Kamis, 01 Mei 2014

perbincangan di udara

Kali ini pertanyaannya berbeda. Mungkin karena tak ada topik, kita membahas hal-hal semacam percintaan. Ya, sadar atau tidak manusia cenderung lebih bisa menangkap hal percintaan daripada apapun, pelajaran misalnya.
"Jadi mantanmu berapa?"
Katanya di ujung sana. Hah, aku sedikit terkejut dengan pertanyaan seperti ini.
"Jawab dong." Katanya lagi.
"Err.. empat?"
Dia terdiam sejenak. Mungkin lagi berpikir.
"Kalau kamu sendiri?"
"Hah, aku mah baru sekali pacaran." Jawabnya.
Baru sekali? Padahal dia tak begitu buruk pikirku. Dia mempunyai senyum yang cukup menawan. Hidung tinggi. Dan lumayan pintar.
Saat itu aku sempat bertanya, kenapa dia tak mencari perempuan lain. Dia hanya tertawa. Aku menjadi sangat bertanya-tanya dalam hati.
Ia sempat bercerita akan salah satu temannya. Mendengar temannya bercerita, ia menyadari bahwa pendekatan (pdkt) jauh terasa indah daripada saat pacaran.
"Aku nggak ingin, saat aku pacaran, pacarku marah karena tidak diberi kabar saat aku sibuk. Kita ini kan udah dewasa." Katanya.
"Menurutku tiap-tiap orang berbeda-beda. Tergantung kamu milihnya siapa."
"Nggak, Ken. Kalau pacaran kan aku maunya punya komitmen dan kepercayaan."
Kamu nggak pernah tahu aku sih. Batinku dalam hati.
"Selama pacaran pun aku juga komitmen. Walaupun aku terkadang masih ingat mantan tetapi aku nggak akan balik dengannya kalau aku udah buat komitmen."
Katanya lagi, komitmen itu gampang untuk dilanggar.
Aku nggak pernah mengerti dengan dia yang hanya melihat satu sudut pandang.
Lagi-lagi aku berpikie, coba saja kekasihmu itu aku.
"Lagian kamu, Ken, udah punya 4 mantan.
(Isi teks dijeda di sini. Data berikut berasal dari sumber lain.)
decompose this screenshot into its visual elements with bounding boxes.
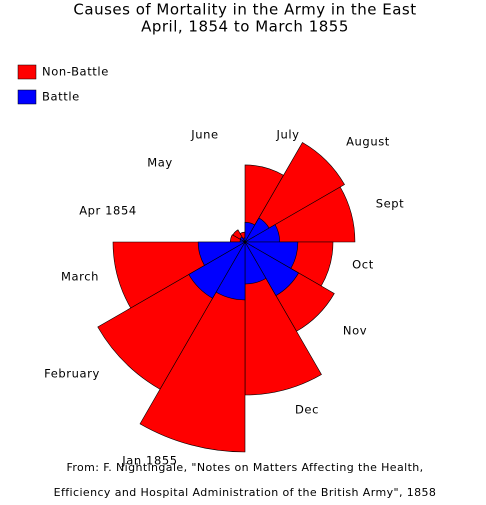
category-label: August	[346, 135, 390, 149]
wedge	[197, 241, 247, 266]
wedge	[188, 241, 246, 299]
chart-subtitle: April, 1854 to March 1855	[141, 18, 349, 36]
category-label: Dec	[295, 403, 319, 417]
category-label: Oct	[352, 258, 374, 272]
legend-swatch	[17, 89, 37, 105]
legend-label: Battle	[42, 90, 80, 104]
wedge	[139, 240, 246, 453]
category-label: February	[44, 367, 100, 381]
category-label: Jan 1855	[121, 454, 177, 468]
category-label: July	[275, 128, 299, 142]
category-label: May	[147, 156, 173, 170]
source-note: From: F. Nightingale, "Notes on Matters …	[66, 461, 423, 474]
chart-title: Causes of Mortality in the Army in the E…	[73, 1, 416, 19]
category-label: March	[61, 270, 99, 284]
legend-label: Non-Battle	[42, 65, 109, 79]
wedge	[244, 241, 299, 296]
legend-swatch	[17, 64, 37, 80]
category-label: Apr 1854	[79, 204, 137, 218]
category-label: June	[190, 128, 218, 142]
source-note: Efficiency and Hospital Administration o…	[54, 486, 437, 499]
category-label: Nov	[343, 324, 367, 338]
wedge	[239, 236, 246, 243]
category-label: Sept	[376, 197, 405, 211]
wedge	[244, 142, 345, 243]
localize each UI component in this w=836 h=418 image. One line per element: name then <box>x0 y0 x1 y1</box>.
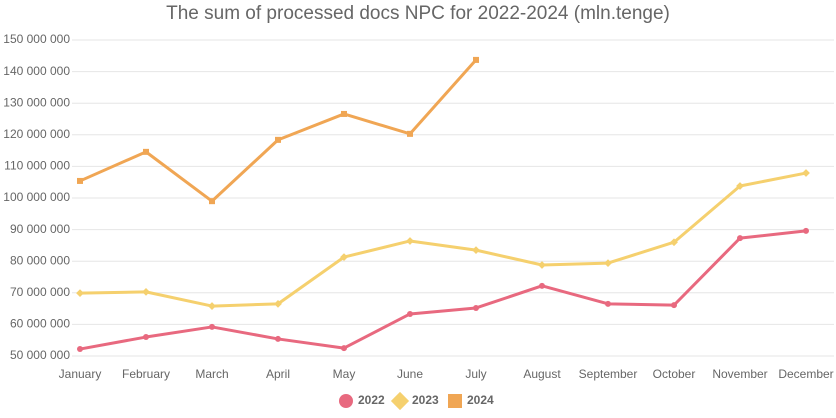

Jadi cintamu kebagi-bagi. Belum lagi untuk ke 5, ke 6.."
Aku bengong. Dia bisa berpikiran seperti itu..
"Aku saja bangun komitmen dengan laki-laki yang aku cinta sekarang."
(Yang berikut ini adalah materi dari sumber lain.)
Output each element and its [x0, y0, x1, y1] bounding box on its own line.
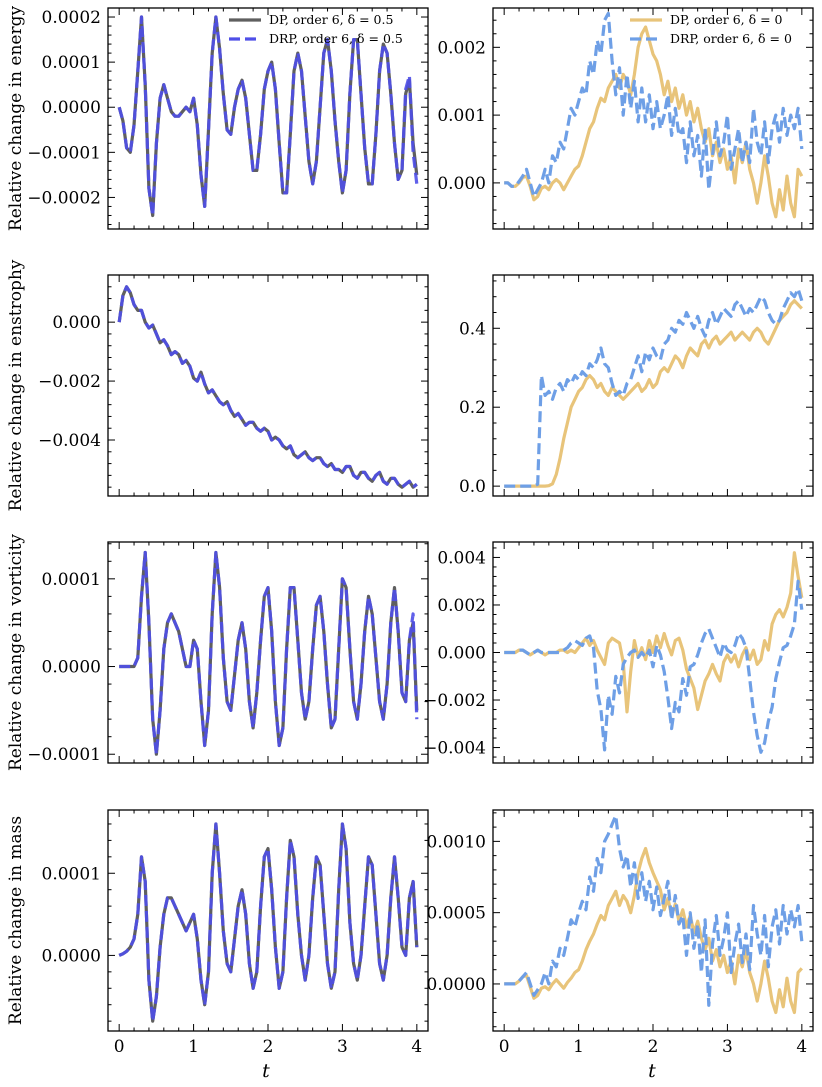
ticks [108, 274, 428, 496]
legend-label: DRP, order 6, δ = 0 [670, 31, 792, 46]
series-line-drp [504, 814, 804, 1007]
plot-area [119, 550, 419, 756]
plot-area [504, 551, 804, 754]
y-tick-label: −0.0002 [27, 188, 101, 208]
y-tick-label: 0.0005 [427, 904, 486, 924]
y-tick-label: 0.0000 [42, 946, 101, 966]
x-axis-label-right: t [648, 1060, 656, 1082]
panel-2-0: −0.0001 0.0000 0.0001 Relative change in vo… [6, 534, 429, 771]
y-tick-label: 0.0001 [42, 53, 101, 73]
panel-3-1: 0.0000 0.0005 0.0010 0 1 2 3 4 [427, 809, 814, 1057]
y-tick-label: 0.000 [437, 174, 486, 194]
panel-0-1: 0.000 0.001 0.002 DP, order 6, δ = 0 DRP, or… [437, 7, 814, 230]
series-line-dp [504, 299, 803, 488]
series-line-dp [504, 846, 804, 1015]
x-tick-label: 3 [722, 1037, 733, 1057]
series-line-drp [504, 579, 804, 754]
axes-frame [107, 541, 429, 764]
y-tick-label: 0.0000 [42, 98, 101, 118]
y-tick-label: 0.0002 [42, 8, 101, 28]
y-tick-label: 0.0 [459, 477, 486, 497]
y-tick-label: 0.0010 [427, 832, 486, 852]
y-tick-label: 0.4 [459, 319, 486, 339]
y-axis-label: Relative change in mass [6, 816, 26, 1025]
x-tick-label: 3 [337, 1037, 348, 1057]
y-axis-label: Relative change in vorticity [6, 534, 26, 771]
panel-1-1: 0.0 0.2 0.4 [459, 274, 814, 497]
y-tick-label: −0.0001 [27, 745, 101, 765]
y-tick-label: 0.0001 [42, 864, 101, 884]
y-tick-label: 0.002 [437, 596, 486, 616]
panel-0-0: −0.0002 −0.0001 0.0000 0.0001 0.0002 Relative… [6, 6, 429, 232]
y-tick-label: 0.0000 [427, 975, 486, 995]
x-tick-label: 2 [648, 1037, 659, 1057]
x-tick-label: 0 [499, 1037, 510, 1057]
legend-label: DRP, order 6, δ = 0.5 [269, 31, 403, 46]
legend-label: DP, order 6, δ = 0 [670, 12, 783, 27]
plot-area [118, 822, 419, 1023]
ticks [493, 810, 813, 1031]
legend-label: DP, order 6, δ = 0.5 [269, 12, 393, 27]
series-line-drp [119, 550, 419, 756]
ticks [493, 275, 813, 496]
series-line-drp [504, 11, 804, 199]
series-line-drp [504, 287, 804, 488]
series-line-dp [504, 25, 804, 219]
axes-frame [107, 274, 429, 497]
y-tick-label: 0.001 [437, 106, 486, 126]
y-tick-label: −0.004 [423, 739, 486, 759]
x-tick-label: 2 [263, 1037, 274, 1057]
y-tick-label: 0.004 [437, 548, 486, 568]
ticks [493, 8, 813, 229]
series-line-dp [117, 15, 419, 218]
x-axis-label-left: t [262, 1060, 270, 1082]
series-line-dp [504, 551, 804, 714]
y-tick-label: 0.2 [459, 398, 486, 418]
series-line-drp [118, 822, 419, 1023]
panel-1-0: −0.004 −0.002 0.000 Relative change in enst… [6, 259, 429, 511]
ticks [493, 542, 813, 763]
panel-3-0: 0.0000 0.0001 0 1 2 3 4 Relative change in mass [6, 809, 429, 1057]
y-tick-label: −0.004 [38, 431, 101, 451]
y-tick-label: −0.002 [38, 372, 101, 392]
plot-area [117, 285, 418, 489]
y-tick-label: 0.0001 [42, 570, 101, 590]
x-tick-label: 0 [114, 1037, 125, 1057]
panel-2-1: −0.004 −0.002 0.000 0.002 0.004 [423, 541, 814, 764]
ticks [108, 7, 428, 229]
plot-area [504, 814, 804, 1015]
y-tick-label: 0.000 [52, 313, 101, 333]
y-tick-label: 0.002 [437, 38, 486, 58]
y-tick-label: 0.0000 [42, 658, 101, 678]
series-line-drp [117, 285, 418, 489]
y-axis-label: Relative change in enstrophy [6, 259, 26, 511]
y-tick-label: −0.002 [423, 691, 486, 711]
x-tick-label: 4 [411, 1037, 422, 1057]
x-tick-label: 1 [188, 1037, 199, 1057]
plot-area [504, 287, 804, 488]
ticks [108, 542, 428, 763]
ticks [108, 810, 428, 1031]
y-tick-label: −0.0001 [27, 143, 101, 163]
panels-layer: −0.0002−0.00010.00000.00010.0002Relative… [6, 6, 814, 1057]
series-line-dp [117, 285, 418, 489]
plot-area [117, 15, 419, 218]
y-tick-label: 0.000 [437, 644, 486, 664]
series-line-drp [117, 15, 419, 218]
x-tick-label: 4 [796, 1037, 807, 1057]
x-tick-label: 1 [573, 1037, 584, 1057]
y-axis-label: Relative change in energy [6, 6, 26, 232]
legend: DP, order 6, δ = 0 DRP, order 6, δ = 0 [630, 12, 792, 46]
plot-area [504, 11, 804, 219]
legend: DP, order 6, δ = 0.5 DRP, order 6, δ = 0.… [229, 12, 403, 46]
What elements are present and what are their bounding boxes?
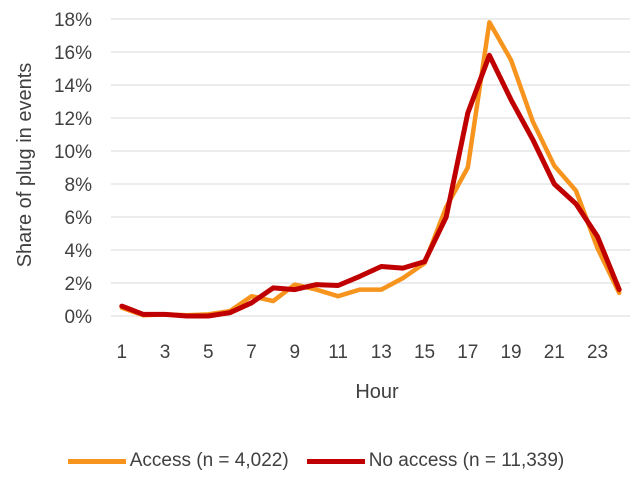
x-tick-label: 11 [328, 342, 348, 363]
legend: Access (n = 4,022) No access (n = 11,339… [0, 448, 632, 474]
x-tick-label: 21 [544, 342, 565, 363]
x-tick-label: 7 [246, 342, 257, 363]
legend-swatch-access [67, 458, 126, 464]
y-tick-label: 0% [65, 307, 93, 328]
legend-item-access: Access (n = 4,022) [67, 450, 289, 472]
series-layer [119, 20, 622, 319]
legend-swatch-no-access [306, 458, 365, 464]
legend-item-no-access: No access (n = 11,339) [306, 450, 565, 472]
legend-label-access: Access (n = 4,022) [129, 450, 289, 471]
y-tick-label: 16% [54, 43, 92, 64]
y-tick-label: 8% [65, 175, 93, 196]
series-line-no-access [119, 52, 622, 319]
x-tick-label: 23 [587, 342, 608, 363]
y-tick-label: 2% [65, 274, 93, 295]
y-tick-label: 10% [54, 142, 92, 163]
gridlines [111, 18, 630, 284]
x-tick-label: 13 [371, 342, 392, 363]
y-tick-label: 6% [65, 208, 93, 229]
x-tick-label: 19 [500, 342, 521, 363]
x-tick-label: 15 [414, 342, 435, 363]
legend-label-no-access: No access (n = 11,339) [368, 450, 565, 471]
x-tick-label: 17 [457, 342, 478, 363]
y-axis-title: Share of plug in events [14, 63, 36, 268]
y-axis-ticks: 0% 2% 4% 6% 8% 10% 12% 14% 16% 18% [54, 10, 92, 328]
x-tick-label: 1 [117, 342, 128, 363]
x-tick-label: 3 [160, 342, 171, 363]
y-tick-label: 12% [54, 109, 92, 130]
x-axis-title: Hour [355, 381, 399, 403]
y-tick-label: 14% [54, 76, 92, 97]
x-tick-label: 5 [203, 342, 214, 363]
y-tick-label: 18% [54, 10, 92, 31]
x-axis-ticks: 1 3 5 7 9 11 13 15 17 19 21 23 [117, 342, 609, 363]
y-tick-label: 4% [65, 241, 93, 262]
x-tick-label: 9 [290, 342, 301, 363]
Dia bertanya akan lelaki itu. Aku tak menjawab.
"Kenapa tak kamu nyatakan saja?"
"Hah? Kamu gila apa? Ya, mending aku minta kembali sama mantan aku kalau aku berani bilang.
Katanya aku gengsi. Tapi aku masih sulit untuk menyatakannya.
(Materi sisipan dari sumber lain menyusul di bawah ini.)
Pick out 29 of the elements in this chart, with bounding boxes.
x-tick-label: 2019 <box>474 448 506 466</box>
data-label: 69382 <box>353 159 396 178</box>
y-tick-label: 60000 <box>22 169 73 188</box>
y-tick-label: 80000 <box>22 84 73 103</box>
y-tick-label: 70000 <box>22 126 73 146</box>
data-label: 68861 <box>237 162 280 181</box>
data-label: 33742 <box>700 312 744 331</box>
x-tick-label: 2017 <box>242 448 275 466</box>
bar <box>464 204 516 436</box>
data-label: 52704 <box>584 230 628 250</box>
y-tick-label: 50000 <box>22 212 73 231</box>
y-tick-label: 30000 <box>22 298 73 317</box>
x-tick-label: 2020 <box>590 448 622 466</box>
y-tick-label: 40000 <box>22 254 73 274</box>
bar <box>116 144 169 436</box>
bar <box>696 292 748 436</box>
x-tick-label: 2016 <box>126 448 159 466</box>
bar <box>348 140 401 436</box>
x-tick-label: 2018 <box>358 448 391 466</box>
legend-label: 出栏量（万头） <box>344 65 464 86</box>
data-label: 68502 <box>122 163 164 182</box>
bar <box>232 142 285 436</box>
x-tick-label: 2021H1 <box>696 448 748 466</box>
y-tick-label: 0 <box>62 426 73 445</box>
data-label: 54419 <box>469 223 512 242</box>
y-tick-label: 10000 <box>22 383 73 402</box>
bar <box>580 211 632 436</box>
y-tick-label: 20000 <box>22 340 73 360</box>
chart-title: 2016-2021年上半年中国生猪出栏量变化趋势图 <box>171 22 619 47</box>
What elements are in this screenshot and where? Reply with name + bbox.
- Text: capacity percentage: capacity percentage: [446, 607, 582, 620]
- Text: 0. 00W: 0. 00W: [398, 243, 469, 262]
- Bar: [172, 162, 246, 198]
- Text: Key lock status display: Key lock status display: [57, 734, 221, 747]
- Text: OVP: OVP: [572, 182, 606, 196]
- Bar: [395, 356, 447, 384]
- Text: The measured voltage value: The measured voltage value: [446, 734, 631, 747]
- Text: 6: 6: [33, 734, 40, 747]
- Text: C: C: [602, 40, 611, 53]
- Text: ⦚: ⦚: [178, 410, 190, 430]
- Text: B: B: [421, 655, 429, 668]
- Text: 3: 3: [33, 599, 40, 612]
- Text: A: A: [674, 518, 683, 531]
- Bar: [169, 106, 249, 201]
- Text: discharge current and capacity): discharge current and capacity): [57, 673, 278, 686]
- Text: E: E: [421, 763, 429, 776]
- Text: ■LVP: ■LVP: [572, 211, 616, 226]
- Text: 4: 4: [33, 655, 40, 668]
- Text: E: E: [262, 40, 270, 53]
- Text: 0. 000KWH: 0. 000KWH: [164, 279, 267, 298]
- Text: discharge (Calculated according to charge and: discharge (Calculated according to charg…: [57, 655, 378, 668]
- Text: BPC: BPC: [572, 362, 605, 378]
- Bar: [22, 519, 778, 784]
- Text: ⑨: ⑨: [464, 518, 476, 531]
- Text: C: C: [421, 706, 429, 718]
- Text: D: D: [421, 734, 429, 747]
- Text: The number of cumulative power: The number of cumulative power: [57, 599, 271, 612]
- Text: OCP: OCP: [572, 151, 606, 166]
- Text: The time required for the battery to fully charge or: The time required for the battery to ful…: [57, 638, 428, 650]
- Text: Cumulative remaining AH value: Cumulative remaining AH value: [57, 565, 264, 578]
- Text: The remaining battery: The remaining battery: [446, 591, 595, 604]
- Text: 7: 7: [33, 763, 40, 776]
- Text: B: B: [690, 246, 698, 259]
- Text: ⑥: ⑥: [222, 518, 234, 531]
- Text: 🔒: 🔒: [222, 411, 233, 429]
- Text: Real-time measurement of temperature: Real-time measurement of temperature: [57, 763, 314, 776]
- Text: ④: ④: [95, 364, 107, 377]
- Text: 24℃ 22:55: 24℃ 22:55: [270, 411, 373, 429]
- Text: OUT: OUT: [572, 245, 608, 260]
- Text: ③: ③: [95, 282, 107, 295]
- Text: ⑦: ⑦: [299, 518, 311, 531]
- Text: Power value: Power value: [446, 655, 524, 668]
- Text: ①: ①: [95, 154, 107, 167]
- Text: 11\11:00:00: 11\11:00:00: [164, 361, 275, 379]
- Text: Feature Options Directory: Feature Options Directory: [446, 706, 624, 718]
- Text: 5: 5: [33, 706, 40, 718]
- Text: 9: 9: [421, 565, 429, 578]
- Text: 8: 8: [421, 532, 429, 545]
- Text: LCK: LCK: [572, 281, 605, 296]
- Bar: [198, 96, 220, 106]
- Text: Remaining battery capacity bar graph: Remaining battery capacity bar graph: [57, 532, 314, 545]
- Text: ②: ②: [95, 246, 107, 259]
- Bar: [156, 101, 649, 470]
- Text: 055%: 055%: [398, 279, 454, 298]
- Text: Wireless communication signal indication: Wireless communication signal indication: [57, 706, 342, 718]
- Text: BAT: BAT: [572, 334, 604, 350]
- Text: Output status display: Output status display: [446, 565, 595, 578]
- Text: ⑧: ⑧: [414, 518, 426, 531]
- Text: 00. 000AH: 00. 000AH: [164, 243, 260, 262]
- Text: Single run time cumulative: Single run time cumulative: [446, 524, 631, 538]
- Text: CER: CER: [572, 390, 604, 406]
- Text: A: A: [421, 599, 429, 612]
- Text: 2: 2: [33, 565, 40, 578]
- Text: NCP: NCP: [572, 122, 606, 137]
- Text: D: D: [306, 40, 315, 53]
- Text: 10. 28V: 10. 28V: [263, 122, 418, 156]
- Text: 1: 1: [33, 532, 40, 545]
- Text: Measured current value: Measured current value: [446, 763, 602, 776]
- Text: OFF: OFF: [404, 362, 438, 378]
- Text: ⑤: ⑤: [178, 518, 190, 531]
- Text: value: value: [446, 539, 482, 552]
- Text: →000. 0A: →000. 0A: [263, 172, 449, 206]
"Bagaimana jika dia diambil orang lain?"
"Aku pasrah. Kalau memang untukku, pasti untukku."
"Tapi kan cinta butuh usaha."
"Aku udah usaha. Sebisaku. Aku percaya akan hal itu. Cinta yang akan menuntunnya."
"Kamu gengsian sih. Kalau begitu, dia nanti diambil orang lain karena kamu nggak jujur ke dia. Jadi bagaimana denganmu?"
"Aku yakin cinta akan menuntunku perlahan-lahan beremu penggantinya. Aku masih percaya."
Mungkin aku sama seperti perempuan lainnya, hanya bisa menunggu.
Jika tidak suatu waktu akan keluar ucapan itu.
Suatu saat..
"Aku penasaran dengan orang yang kau tunggu itu. Siapakah dia."
Seseorang itu kamu. Kataku dalam hati.